Madame Chiang, it should be noted, was sister to T. V. Soong, China's Foreign Minister who had been counseling in October the establishment of a central governing council for the United Nations to coordinate political policy, to prevent future world war and to set forth plans for rebuilding war-torn countries at war's end.

Prime Minister Churchill was reported to have been confined to his bed at 10 Downing, suffering from acute catarrh of the upper respiratory track.

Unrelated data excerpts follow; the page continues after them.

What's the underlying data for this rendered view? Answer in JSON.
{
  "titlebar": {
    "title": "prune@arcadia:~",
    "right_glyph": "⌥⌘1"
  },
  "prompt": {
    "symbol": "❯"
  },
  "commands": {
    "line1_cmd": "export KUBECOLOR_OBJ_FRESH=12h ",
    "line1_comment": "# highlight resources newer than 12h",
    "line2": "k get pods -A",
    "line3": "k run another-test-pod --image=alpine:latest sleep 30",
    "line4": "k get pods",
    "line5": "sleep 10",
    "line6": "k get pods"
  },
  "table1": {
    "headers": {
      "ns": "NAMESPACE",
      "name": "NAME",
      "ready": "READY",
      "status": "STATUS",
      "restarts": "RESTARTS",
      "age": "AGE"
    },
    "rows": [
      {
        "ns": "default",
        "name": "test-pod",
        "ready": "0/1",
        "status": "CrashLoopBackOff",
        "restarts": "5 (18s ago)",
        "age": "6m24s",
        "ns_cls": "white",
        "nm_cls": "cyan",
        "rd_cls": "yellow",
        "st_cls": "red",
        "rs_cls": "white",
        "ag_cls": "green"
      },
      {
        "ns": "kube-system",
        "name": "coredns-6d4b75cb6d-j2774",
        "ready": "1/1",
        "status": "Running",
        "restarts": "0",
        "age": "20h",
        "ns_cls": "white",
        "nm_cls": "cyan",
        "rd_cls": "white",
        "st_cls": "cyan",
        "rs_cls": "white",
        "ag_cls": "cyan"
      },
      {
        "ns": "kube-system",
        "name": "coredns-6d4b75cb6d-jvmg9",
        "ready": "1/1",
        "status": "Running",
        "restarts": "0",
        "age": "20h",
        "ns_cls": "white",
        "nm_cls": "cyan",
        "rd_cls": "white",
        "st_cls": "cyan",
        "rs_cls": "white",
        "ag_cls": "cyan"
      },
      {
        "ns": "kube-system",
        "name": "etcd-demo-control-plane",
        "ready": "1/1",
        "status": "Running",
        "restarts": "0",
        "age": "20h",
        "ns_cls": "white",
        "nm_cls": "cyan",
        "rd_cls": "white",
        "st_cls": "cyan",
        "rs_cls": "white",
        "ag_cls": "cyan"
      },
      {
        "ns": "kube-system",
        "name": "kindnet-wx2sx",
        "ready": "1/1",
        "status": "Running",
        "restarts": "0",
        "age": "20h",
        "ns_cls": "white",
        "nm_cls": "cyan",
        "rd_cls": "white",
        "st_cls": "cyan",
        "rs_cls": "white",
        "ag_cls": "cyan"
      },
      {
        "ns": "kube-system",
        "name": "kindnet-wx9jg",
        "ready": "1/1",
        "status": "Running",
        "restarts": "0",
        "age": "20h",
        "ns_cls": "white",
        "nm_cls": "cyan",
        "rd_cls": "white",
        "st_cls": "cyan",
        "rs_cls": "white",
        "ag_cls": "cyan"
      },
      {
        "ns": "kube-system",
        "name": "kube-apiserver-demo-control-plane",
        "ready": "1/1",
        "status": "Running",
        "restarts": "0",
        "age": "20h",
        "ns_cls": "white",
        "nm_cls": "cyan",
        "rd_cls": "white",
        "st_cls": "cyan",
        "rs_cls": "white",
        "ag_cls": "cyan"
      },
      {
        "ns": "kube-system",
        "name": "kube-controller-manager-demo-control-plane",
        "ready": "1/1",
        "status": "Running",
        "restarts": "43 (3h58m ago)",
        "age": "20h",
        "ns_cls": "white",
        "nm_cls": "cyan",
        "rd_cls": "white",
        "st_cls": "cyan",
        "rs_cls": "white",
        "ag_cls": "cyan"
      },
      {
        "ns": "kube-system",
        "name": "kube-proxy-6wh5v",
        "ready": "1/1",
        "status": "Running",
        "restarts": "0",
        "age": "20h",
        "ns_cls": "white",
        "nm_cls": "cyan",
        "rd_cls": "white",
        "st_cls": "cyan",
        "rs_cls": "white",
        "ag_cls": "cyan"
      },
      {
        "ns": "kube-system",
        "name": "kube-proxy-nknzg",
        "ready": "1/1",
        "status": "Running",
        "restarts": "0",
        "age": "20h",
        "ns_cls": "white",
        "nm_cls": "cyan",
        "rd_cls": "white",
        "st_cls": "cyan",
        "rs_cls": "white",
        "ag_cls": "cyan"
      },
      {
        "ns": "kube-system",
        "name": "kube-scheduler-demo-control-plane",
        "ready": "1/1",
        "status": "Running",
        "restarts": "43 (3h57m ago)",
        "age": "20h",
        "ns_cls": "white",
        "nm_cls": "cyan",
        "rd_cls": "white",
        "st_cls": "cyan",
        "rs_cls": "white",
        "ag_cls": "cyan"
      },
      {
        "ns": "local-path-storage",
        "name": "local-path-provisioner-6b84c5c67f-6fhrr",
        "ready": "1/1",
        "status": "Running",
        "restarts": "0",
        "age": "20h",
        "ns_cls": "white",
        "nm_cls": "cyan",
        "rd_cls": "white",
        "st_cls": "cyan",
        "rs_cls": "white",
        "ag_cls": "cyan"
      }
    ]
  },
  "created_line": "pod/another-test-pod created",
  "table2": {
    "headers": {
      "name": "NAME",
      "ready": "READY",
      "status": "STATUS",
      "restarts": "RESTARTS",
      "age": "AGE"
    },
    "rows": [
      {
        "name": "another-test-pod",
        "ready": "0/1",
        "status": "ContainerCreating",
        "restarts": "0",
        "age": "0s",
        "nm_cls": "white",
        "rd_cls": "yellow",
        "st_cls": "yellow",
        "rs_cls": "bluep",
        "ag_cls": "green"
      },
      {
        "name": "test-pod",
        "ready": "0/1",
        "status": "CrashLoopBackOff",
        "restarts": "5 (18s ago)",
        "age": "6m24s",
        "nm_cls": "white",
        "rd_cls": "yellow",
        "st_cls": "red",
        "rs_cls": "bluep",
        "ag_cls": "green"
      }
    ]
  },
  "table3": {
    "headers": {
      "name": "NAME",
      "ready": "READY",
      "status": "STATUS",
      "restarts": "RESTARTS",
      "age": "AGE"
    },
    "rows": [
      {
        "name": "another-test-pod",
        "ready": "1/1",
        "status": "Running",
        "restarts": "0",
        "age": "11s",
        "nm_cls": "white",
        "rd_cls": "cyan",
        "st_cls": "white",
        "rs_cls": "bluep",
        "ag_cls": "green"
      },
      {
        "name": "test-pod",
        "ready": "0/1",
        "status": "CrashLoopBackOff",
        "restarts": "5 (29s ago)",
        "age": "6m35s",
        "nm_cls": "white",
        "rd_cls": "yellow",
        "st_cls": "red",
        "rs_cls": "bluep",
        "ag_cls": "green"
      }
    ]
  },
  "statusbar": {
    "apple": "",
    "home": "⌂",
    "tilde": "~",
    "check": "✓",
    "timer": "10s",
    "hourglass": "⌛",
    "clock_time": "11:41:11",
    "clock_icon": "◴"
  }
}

The dissemination of this news may have led Erwin Rommel to attack at El Guettar a month later, on March 23. Or, Rommel may have simply been by then gently serenading his troops with a new song which, according to later highly hoed historians, came to him in a dream in which he saw a man on a horse with a pearl-handled pistol strapped to his waist, carrying a Bible in his canvas sack, wearing a silver-gold football helmet, singing the song which Rommel sang to his men: "While My Guettar Remnants Sleep". In the dream, the masked singer, it was said, suddenly transformed into a knight, had his name emblazoned on the flank of the white charger on which he rode: George Patton Browning.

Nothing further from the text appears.